Announcer: Four more Americans made it to the moon in 1971. In two separate flights they achieved more space first, more records and more excitement.
The first pair in the Antares moon ship made the closest to the target landing of all Apollos. Alan Shepard, America's first and oldest astronaut climbed out of the lunar craft first.
Unknown Speaker: “Okay, how beautiful, we can see you coming down the ladder right now. Looks like you are about on the bottom step and on the surface. Not bad for an old man.”
Alan Shepard: “Okay, you are right… in the surface. It has been a long way, but we are here.”
Announcer: Along with Ed Mitchell, Shepard hiked the region of the moon in a two part, 33 and 1 1/2 hour scientific expedition. They brought back to earth 96 pounds of rock, some of which dated back over four billion years. But before returning to earth, Shepard pulled out a bogus six iron and gained the envy of all the duffers of the world.
Alan Shepard: “Houston, while you're looking that up, you might recognize what I have in my hand is the handle for the contingency sample return; it just so happens to have a genuine six iron on the bottom of it. In my left hand, I have a little white pellet that's familiar to millions of Americans. I'll drop it down. Unfortunately, the suit is so stiff, I can't do this with two hands, but I'm going to try a little sand-trap shot here. Got more dirt than ball. Here we go again.”
Fred Wallace Haise: “That looked like a slice to me, Al.”
Alan Shepard: “Here we go. Straight as a die; one more. Miles and miles and miles.”
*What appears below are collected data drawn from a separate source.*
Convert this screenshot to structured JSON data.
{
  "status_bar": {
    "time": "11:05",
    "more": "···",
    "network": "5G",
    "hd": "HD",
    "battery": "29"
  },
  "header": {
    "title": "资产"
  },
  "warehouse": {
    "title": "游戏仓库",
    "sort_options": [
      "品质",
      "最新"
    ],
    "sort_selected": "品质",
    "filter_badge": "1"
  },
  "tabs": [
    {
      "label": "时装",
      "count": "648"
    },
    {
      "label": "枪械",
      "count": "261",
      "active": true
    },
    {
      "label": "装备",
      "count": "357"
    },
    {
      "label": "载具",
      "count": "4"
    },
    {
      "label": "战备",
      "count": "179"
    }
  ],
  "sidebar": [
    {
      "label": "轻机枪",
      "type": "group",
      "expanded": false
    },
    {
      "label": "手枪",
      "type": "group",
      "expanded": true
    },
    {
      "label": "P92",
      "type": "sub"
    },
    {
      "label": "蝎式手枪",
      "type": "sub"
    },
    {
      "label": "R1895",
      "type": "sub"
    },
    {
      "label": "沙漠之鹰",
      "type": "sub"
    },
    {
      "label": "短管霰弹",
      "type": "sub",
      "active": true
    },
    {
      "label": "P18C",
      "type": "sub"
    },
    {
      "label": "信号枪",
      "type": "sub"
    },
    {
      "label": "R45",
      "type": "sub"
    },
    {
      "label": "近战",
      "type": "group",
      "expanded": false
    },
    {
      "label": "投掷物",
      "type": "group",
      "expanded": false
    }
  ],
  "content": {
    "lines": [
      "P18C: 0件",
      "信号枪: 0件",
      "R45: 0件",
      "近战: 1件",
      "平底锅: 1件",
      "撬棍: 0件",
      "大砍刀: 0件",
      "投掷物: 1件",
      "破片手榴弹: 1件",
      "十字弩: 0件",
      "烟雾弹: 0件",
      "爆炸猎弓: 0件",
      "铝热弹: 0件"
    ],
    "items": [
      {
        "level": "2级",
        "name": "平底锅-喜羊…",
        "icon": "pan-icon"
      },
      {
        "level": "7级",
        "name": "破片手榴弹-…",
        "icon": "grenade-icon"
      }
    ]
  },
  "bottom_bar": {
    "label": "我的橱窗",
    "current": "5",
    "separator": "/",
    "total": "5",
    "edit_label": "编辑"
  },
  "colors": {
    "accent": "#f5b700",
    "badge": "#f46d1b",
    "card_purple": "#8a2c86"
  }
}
Announcer: America's next group left in July on what NASA called the most successful man flight ever achieved. When Dave Scott and James Irwin got to the surface of the moon, there wasn't a paved highway, but there wasn't any traffic either. You could be sure they were the only two on the moon, and the only two on the moon driving a car.
David Scott: “The Rover handles quite well. We're moving at, I guess, an average of about 8 kilometers an hour. It's got very low damping compared to the one-g Rover, but the stability is about the same. It feels like we need the seat belts, doesn't it, Jim?”
James Irwin: “Yeah, really do.“
David Scott: “The steering is quite responsive even with only the rear steering. It does quite well. There doesn't seem to be too much slip. I can maneuver pretty well with the thing.”
Announcer: The men explored the moon surface and the electric moonbuggy for 18 hours and 37 minutes, but their most enthusiastic moment seemed to be when they were picking up rock samples.
David Scott: “I wish we could just sit down and play with the rocks for a while. Look at these things. They’re shiny, sparkling.”
Announcer: So after missing a moon landing in 1970, the Apollo 14 and 15 moon missions of 1971 put the United States that much closer to the end of its Apollo series of spaceflights.
For Russia, the year in space was both triumphant and tragic. They launched the world's first space station in April, and they had a successful docking with Soyuz 10. They sent rockets to Mars, which landed and sent back important and valuable scientific information.
But the Russian successes in space during 1971 were overshadowed by a black shroud of grief.
On June the 30th, after almost 24 days in space, Soviet's Soyuz 11 headed back to earth. The three cosmonauts aboard had set a new space endurance record. They had successfully docked with an unmanned space station, and now they were only a short time away from a hero's welcome through Red Square. Cosmonauts are Russia's biggest heroes.
If you were a Russian in Moscow that day, you would have heard the solemn tone voice of the radio announcer.
Unknown Speaker: [Russian]
Announcer: The ship made a soft, safe landing. A helicopter recovery group opened the hatch of the capsule, and there, still strapped into their seats were the three Soviet cosmonauts. Their faces frozen into expressionless masks. Three Soviet heroes, whose bodies were still, three Soviet cosmonauts dead.